Adding to the pressure on Bitcoin, the latest data from CoinShares underlined that institutional outflows are on the rise. While a significant capital inflow was reported during July, the trend has rapidly changed direction this month. Last week, the total BTC outflow stood at $21 million – the highest amount month-to-date.

Meanwhile, a report from Arcane Crypto shows that BTC miners dumped roughly 14,600 BTC in June and an additional 6,200 in July, contributing to BTC’s struggle to sustain its latest trend higher.

Altcoin Momentum Decelerates

Following the lead of Bitcoin, the altcoin market displayed a lackluster performance over the last seven sessions, with most pulling back after gaining ground over the prior few weeks. Ethereum’s (ETH-USD) rally came to a halt this week, with ETH dropping by 2%, primarily in response to the FOMC’s minutes.

That said, ETH jumped past BTC in terms of option open interest for the first time ever, marking a significant milestone as the community prepares for the Merge.
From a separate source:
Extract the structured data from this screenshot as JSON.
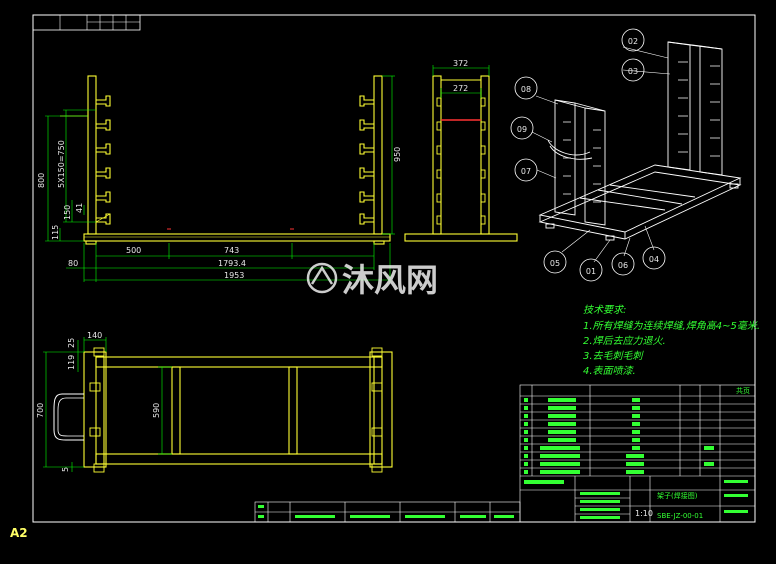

Among the top-ten altcoins, Solana (SOL) dropped by approximately 6.7%, echoed by Binance’s (BNB) near 6.4% decline. Additionally, Polkadot (DOT) lost its top-ten spot in the rankings by market capitalization after slumping 9.80%. The sudden drop unfolded after the Acala Dollar (aUSD) algorithmic stablecoin lost its peg. After news broke that hackers minted 1.28 billion aUSD tokens on the Acala Network – the DeFi hub of Polkadot – DOT’s price registered a sharp drop. 

Other prominent altcoins like Avalanche (AVAX), Near Protocol (NEAR), ApeCoin (APE), and Elrond (EGLD) also registered double-digit drops this week.
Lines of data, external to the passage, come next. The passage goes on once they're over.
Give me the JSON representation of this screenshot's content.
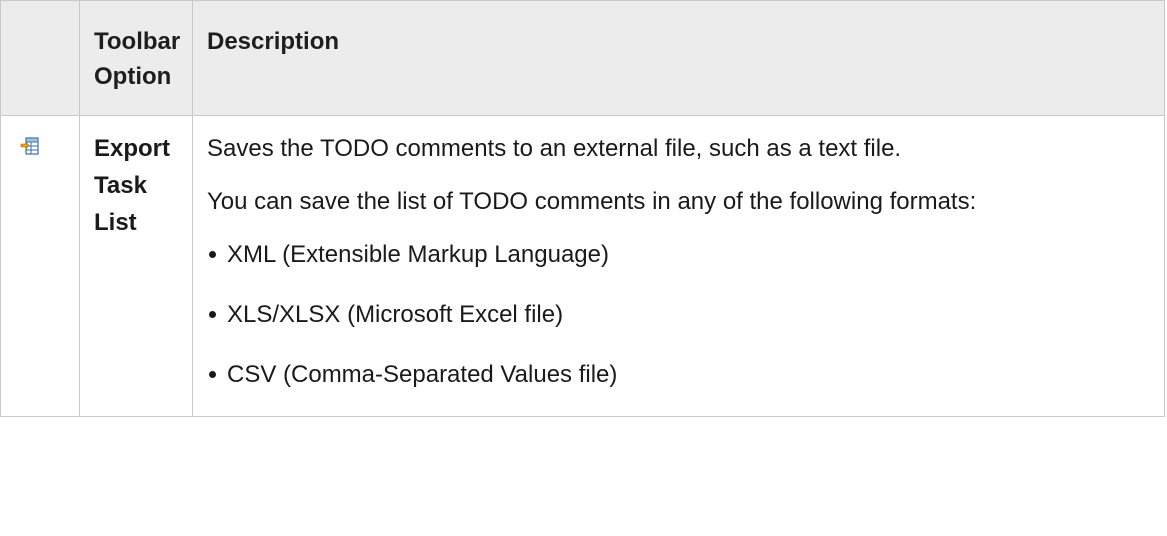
{
  "table": {
    "headers": {
      "icon": "",
      "option": "Toolbar Option",
      "description": "Description"
    },
    "row": {
      "icon": "export-task-list-icon",
      "option": "Export Task List",
      "paragraphs": [
        "Saves the TODO comments to an external file, such as a text file.",
        "You can save the list of TODO comments in any of the following formats:"
      ],
      "formats": [
        "XML (Extensible Markup Language)",
        "XLS/XLSX (Microsoft Excel file)",
        "CSV (Comma-Separated Values file)"
      ]
    }
  },
  "colors": {
    "header_bg": "#ececec",
    "border": "#c8c8c8",
    "icon_accent": "#e0a020",
    "icon_grid": "#3a6ea5"
  }
}
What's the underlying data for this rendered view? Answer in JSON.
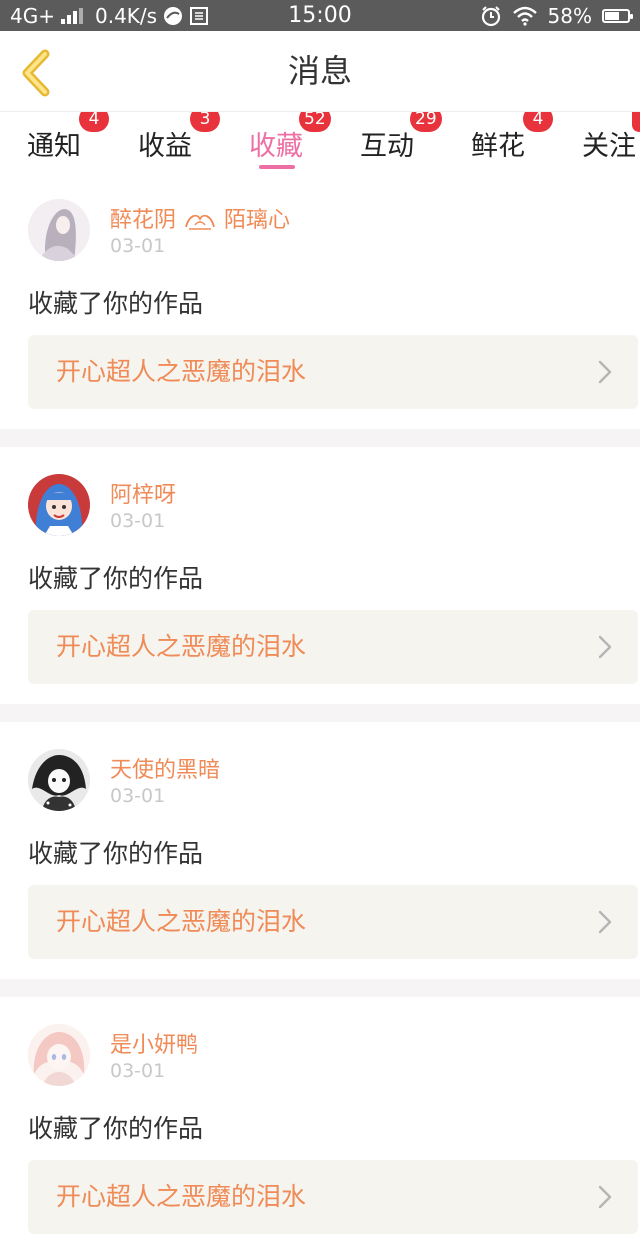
{
  "status_bar": {
    "network": "4G+",
    "speed": "0.4K/s",
    "time": "15:00",
    "battery": "58%"
  },
  "header": {
    "title": "消息"
  },
  "tabs": [
    {
      "label": "通知",
      "badge": "4",
      "active": false
    },
    {
      "label": "收益",
      "badge": "3",
      "active": false
    },
    {
      "label": "收藏",
      "badge": "52",
      "active": true
    },
    {
      "label": "互动",
      "badge": "29",
      "active": false
    },
    {
      "label": "鲜花",
      "badge": "4",
      "active": false
    },
    {
      "label": "关注",
      "badge": "",
      "active": false
    }
  ],
  "feed": [
    {
      "user": "醉花阴",
      "user_suffix": "陌璃心",
      "date": "03-01",
      "action": "收藏了你的作品",
      "work": "开心超人之恶魔的泪水"
    },
    {
      "user": "阿梓呀",
      "date": "03-01",
      "action": "收藏了你的作品",
      "work": "开心超人之恶魔的泪水"
    },
    {
      "user": "天使的黑暗",
      "date": "03-01",
      "action": "收藏了你的作品",
      "work": "开心超人之恶魔的泪水"
    },
    {
      "user": "是小妍鸭",
      "date": "03-01",
      "action": "收藏了你的作品",
      "work": "开心超人之恶魔的泪水"
    }
  ],
  "colors": {
    "accent_pink": "#ee6fa3",
    "name_orange": "#f08a56",
    "badge_red": "#e8323c",
    "back_yellow": "#f2c94c"
  },
  "icons": {
    "back": "chevron-left-icon",
    "row_arrow": "chevron-right-icon"
  }
}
Memecoins Lead This Week’s Rally

Despite the pullback impacting the broader market, memecoins DOGE and SHIB outperformed peers, with DOGE reclaiming its position as the tenth-largest cryptocurrency by market capitalization. The values of DOGE and SHIB pumped by approximately 13.00% and 19.00%, respectively, over the last seven sessions. 
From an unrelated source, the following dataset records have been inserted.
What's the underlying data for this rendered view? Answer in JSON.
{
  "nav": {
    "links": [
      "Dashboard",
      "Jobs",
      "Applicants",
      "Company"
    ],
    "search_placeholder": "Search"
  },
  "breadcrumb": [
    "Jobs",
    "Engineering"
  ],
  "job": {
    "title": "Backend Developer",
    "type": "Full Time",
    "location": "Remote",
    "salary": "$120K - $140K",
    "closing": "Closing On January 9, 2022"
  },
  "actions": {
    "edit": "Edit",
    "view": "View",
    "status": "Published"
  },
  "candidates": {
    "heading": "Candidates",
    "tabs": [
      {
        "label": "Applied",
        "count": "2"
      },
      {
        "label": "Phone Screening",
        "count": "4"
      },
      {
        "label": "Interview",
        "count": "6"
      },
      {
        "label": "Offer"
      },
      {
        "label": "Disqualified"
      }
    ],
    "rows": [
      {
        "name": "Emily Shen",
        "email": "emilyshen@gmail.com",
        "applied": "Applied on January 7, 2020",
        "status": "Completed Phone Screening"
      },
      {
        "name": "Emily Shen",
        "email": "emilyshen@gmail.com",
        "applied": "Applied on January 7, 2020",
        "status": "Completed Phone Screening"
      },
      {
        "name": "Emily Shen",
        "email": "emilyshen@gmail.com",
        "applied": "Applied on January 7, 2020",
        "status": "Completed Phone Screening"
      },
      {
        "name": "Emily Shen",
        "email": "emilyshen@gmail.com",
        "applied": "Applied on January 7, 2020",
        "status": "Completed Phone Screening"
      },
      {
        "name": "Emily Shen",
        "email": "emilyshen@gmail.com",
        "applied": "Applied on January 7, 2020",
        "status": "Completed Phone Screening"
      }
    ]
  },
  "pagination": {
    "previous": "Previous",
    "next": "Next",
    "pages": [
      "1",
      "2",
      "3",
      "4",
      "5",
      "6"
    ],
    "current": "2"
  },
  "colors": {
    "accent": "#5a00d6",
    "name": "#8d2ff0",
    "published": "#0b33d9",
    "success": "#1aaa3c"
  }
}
The Dogecoin community launched a new layer-2 solution, Dogechain, enabling users to bridge their DOGE and use it for DeFi, NFTs, and other activities. This new development was the main catalyst behind the sudden momentum higher. 

By comparison, a steady increase in whale accumulation and the number of SHIB holders has played a key role in the ongoing value appreciation of SHIB. According to the latest data from Finbold, the number of SHIB holders has now reached 1.208 million, with more than $1.5 billion added to the memecoin’s market cap over the past week.

However, the biggest gainers of this week were lesser-known altcoins Chiliz (CHZ) and Ankr (ANKR). CHZ roared higher by nearly 45.3% this week as news of the launch of the Scoville testnet for Chiliz Chain 2.0 gained traction. This week’s impressive 32% gain in ANKR came after the introduction of ANKR token staking rewards and Binance Labs’ $500 million investment to expand Ankr’s multichain infrastructure.

Celsius Bounces Back, Crypto.com Secures UK License, & More

With investors still clamoring for funds that can’t be withdrawn, a new bankruptcy report filed by Celsius on August 14 shows that the troubled crypto platform’s actual debt stands close to $2.85 billion, in contrast to the firm’s previous claims of a $1.2 billion deficit. However, in less than 24 hours, the bankruptcy judge approved Celsius’ latest request to start BTC mining and selling. Once the news broke, Celsius’ native token, CEL, immediately surged, climbing by nearly 15.9% this week.

In the meantime, Crypto.com finally secured the license for “certain crypto asset activities in the UK” from the country’s Financial Conduct Authority (FCA) earlier this week. The license was acquired under Crypto.com’s UK trading name FORIS DAX UK LIMITED, granting the platform more privileges to operate within the country’s borders. 

Finally, in emerging market adoption momentum, Brazil’s leading brokerage firm XP Inc launched its new crypto trading platform, XTAGE, helping its 3.6 million-plus Brazilian clients gain access to the crypto market. Initially, XTAGE users will only be able to trade BTC and ETH, with the platform planning to add support for other cryptocurrencies in the coming months.